Exotic Mushroom Tart


For the pie dough:

AP Flour 12 oz

Salt 1 ½ tsp

Butter, chilled 6 oz

2 eggs

4 tsp water

½ cup mixed fresh herbs (I used thyme and parsley from my garden, but use whatever you want. Have fun!)

2 cups Parmesan

Egg Wash

Vegan option: Omit the eggs and the parmesan and substitute ½ cup Vegetable Shortening for the butter

For the Filling:

Onions, small diced 1 ½ cup

Carrots, small diced 1 ½ cups

Parsnips, small diced 1 ½ cups

Shallots, minced ¼ cup

Olive oil 2 TBS

White Wine, dry ½ cup

Exotic Mushrooms, such as shitake, oyster, enoki, lobster 10 cups

Fresh Thyme 2 TBS

Fresh Rosemary 2 TBS

Soy Sauce 2 TBS

Salt, Pepper To Taste

Note: To save on money, you can buy more of a cheaper variety of mushrooms (such as baby bella or button) to mix with the exotic mushrooms. The flavor won’t change much, but you’ll still get to enjoy the expensive ones!


For the pie dough

1. Mix the flour and salt together.

2. Cut the butter into small cubes. Mix it in with the flour salt mixture, using your fingertips, until the mixture looks like fine breadcrumbs. Add the herbs.

3. Making a well in the center, mix in the water and eggs until the dough just comes together. Add more water if too dry. The dough should not be too sticky, so be careful.

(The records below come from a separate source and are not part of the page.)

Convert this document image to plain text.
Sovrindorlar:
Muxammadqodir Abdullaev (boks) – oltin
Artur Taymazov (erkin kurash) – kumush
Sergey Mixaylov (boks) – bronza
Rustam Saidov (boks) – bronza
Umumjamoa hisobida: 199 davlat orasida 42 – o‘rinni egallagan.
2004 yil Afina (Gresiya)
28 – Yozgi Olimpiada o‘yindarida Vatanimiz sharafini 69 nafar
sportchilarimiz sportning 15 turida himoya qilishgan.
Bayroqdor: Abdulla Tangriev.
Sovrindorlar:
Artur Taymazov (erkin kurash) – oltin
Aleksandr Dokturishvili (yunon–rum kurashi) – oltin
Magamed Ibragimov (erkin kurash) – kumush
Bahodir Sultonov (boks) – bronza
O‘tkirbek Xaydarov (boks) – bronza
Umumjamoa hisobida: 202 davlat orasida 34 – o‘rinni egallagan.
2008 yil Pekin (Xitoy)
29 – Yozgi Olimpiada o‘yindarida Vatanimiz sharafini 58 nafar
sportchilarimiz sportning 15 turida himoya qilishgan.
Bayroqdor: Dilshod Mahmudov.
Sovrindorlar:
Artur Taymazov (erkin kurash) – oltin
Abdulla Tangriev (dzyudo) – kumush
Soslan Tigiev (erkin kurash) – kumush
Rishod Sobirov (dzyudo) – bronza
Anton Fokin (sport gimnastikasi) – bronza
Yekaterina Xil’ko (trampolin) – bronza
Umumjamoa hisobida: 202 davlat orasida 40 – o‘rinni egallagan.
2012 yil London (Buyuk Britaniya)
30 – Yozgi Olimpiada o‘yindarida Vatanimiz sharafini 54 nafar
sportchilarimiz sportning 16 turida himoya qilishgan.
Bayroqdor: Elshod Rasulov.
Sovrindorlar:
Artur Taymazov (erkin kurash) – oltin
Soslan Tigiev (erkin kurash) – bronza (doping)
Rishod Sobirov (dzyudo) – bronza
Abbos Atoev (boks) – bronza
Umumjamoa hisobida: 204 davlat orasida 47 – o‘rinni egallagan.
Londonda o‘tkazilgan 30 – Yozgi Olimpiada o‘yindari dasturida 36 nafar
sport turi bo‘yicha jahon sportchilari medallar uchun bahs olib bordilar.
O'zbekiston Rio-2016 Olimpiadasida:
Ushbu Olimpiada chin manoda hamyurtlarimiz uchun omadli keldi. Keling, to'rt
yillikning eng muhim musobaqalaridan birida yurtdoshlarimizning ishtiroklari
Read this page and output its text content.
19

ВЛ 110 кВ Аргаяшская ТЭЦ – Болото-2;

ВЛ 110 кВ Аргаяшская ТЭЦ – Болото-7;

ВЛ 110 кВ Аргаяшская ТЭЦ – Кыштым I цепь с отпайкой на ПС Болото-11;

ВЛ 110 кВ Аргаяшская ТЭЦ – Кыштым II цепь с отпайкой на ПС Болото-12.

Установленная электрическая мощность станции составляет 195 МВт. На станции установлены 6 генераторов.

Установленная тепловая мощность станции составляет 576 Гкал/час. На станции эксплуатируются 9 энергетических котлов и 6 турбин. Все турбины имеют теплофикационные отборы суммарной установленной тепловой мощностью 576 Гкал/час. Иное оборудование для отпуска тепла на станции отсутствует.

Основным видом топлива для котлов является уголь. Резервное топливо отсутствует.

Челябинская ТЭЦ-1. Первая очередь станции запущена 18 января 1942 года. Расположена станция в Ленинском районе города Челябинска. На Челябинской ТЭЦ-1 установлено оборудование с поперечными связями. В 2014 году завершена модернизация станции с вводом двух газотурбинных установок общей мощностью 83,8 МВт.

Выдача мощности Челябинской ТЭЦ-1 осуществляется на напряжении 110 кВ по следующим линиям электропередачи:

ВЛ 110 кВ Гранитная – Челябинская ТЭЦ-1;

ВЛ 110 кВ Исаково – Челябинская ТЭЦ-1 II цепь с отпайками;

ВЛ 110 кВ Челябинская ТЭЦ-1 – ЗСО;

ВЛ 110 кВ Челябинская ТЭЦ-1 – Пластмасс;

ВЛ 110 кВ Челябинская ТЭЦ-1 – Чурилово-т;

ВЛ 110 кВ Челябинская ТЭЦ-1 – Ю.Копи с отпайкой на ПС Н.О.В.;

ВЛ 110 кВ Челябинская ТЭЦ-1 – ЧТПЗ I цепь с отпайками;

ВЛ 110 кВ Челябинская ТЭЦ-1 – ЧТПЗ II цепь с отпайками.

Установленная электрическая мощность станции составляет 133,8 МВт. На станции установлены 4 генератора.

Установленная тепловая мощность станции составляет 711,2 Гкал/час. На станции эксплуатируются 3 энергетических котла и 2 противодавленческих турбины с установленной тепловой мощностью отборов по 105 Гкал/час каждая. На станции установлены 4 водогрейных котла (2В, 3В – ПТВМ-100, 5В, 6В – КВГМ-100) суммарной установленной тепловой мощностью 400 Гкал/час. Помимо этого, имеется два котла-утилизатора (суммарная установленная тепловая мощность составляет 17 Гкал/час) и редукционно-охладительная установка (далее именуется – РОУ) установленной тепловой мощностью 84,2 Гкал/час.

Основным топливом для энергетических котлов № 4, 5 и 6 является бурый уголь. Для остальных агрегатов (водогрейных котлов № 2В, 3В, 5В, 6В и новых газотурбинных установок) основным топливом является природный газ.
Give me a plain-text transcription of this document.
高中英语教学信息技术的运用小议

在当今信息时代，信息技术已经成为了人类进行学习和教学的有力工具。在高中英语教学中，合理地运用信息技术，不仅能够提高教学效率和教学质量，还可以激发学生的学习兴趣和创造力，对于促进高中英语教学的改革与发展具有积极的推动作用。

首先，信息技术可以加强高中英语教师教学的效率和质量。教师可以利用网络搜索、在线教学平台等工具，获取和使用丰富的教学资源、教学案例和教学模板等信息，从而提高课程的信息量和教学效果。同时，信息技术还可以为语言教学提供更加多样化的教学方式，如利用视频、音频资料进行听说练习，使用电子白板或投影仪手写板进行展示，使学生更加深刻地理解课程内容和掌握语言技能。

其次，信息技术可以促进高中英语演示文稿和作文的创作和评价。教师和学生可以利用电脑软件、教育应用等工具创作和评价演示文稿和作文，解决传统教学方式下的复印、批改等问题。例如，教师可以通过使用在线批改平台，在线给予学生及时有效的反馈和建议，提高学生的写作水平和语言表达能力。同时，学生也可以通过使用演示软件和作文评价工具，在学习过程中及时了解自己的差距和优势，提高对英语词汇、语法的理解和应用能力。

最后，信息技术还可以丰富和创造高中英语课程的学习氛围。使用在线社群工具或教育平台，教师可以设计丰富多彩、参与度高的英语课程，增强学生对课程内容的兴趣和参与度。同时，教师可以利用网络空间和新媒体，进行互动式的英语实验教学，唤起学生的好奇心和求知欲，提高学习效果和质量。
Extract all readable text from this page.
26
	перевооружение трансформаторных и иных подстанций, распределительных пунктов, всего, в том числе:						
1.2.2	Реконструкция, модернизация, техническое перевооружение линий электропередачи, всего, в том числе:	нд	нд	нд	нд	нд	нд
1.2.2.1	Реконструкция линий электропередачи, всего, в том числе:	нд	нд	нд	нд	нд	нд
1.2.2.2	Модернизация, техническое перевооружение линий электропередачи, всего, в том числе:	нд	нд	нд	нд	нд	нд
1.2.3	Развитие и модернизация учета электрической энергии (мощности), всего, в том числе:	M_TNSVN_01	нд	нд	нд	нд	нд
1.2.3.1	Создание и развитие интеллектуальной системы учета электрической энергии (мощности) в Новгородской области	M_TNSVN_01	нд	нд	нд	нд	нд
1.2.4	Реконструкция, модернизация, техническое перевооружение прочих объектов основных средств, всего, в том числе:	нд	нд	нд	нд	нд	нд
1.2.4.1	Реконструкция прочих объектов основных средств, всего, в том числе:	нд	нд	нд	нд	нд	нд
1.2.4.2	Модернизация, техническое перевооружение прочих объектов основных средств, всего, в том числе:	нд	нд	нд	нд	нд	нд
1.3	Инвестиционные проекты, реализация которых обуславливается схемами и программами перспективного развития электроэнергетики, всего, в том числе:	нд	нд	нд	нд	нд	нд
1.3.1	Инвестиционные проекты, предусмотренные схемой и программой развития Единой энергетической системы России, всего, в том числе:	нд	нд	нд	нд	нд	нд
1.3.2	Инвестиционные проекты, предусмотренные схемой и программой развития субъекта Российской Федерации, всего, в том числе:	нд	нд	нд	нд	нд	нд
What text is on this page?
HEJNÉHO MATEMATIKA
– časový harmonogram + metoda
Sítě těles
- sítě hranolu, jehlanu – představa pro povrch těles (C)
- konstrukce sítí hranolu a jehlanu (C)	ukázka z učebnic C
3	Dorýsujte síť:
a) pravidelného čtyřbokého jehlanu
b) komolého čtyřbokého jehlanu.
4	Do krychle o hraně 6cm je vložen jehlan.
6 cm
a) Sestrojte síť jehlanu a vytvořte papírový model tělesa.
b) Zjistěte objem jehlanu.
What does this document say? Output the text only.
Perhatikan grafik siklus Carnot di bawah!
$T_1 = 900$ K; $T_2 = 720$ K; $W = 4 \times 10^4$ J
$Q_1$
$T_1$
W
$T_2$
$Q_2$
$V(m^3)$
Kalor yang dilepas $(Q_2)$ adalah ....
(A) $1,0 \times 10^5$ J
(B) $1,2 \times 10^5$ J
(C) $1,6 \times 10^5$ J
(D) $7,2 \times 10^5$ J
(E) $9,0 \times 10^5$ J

4. Kneed out on a floured surface until the dough is smooth, about 1 minute.

5. Wrap in plastic and chill at least 30 minutes until use. Meanwhile, prepare the filling.

For the filling:

6. Sauté the onions, carrots, parsnips and shallots with the olive oil for about 2 minutes. Add the mushrooms and sauté another two minutes. Add the white wine and let it reduce to au sec (or almost dry.)

7. Add the remaining ingredients and sauté another 5 minutes, or until almost all the juices have evaporated. If the filling is too wet it will make the tarts soggy.

To assemble:

8. Preheat oven to 400°F. Roll out dough on a floured surface until it is between ¼ - 1/8 inch thick. Using a 6-inch cookie cutter or other circular object with a 6-inch diameter (I used a cup), cut out circles and place them on a parchment-lined baking sheet. You can continue to roll out the dough as much as you need to until most of it is used up. If the dough gets too warm, place it back in the fridge to chill it down again.

9. Fill the circles with ¼ to a ½ cup of the mushroom mixture. Crimp the edges of the circle up, until it looks like a cute little coin purse. Brush the circles with the egg wash (Vegan substitute: use oil), and sprinkle with the parmesan.

10. Bake until the crust is a deep golden brown. Eat and enjoy!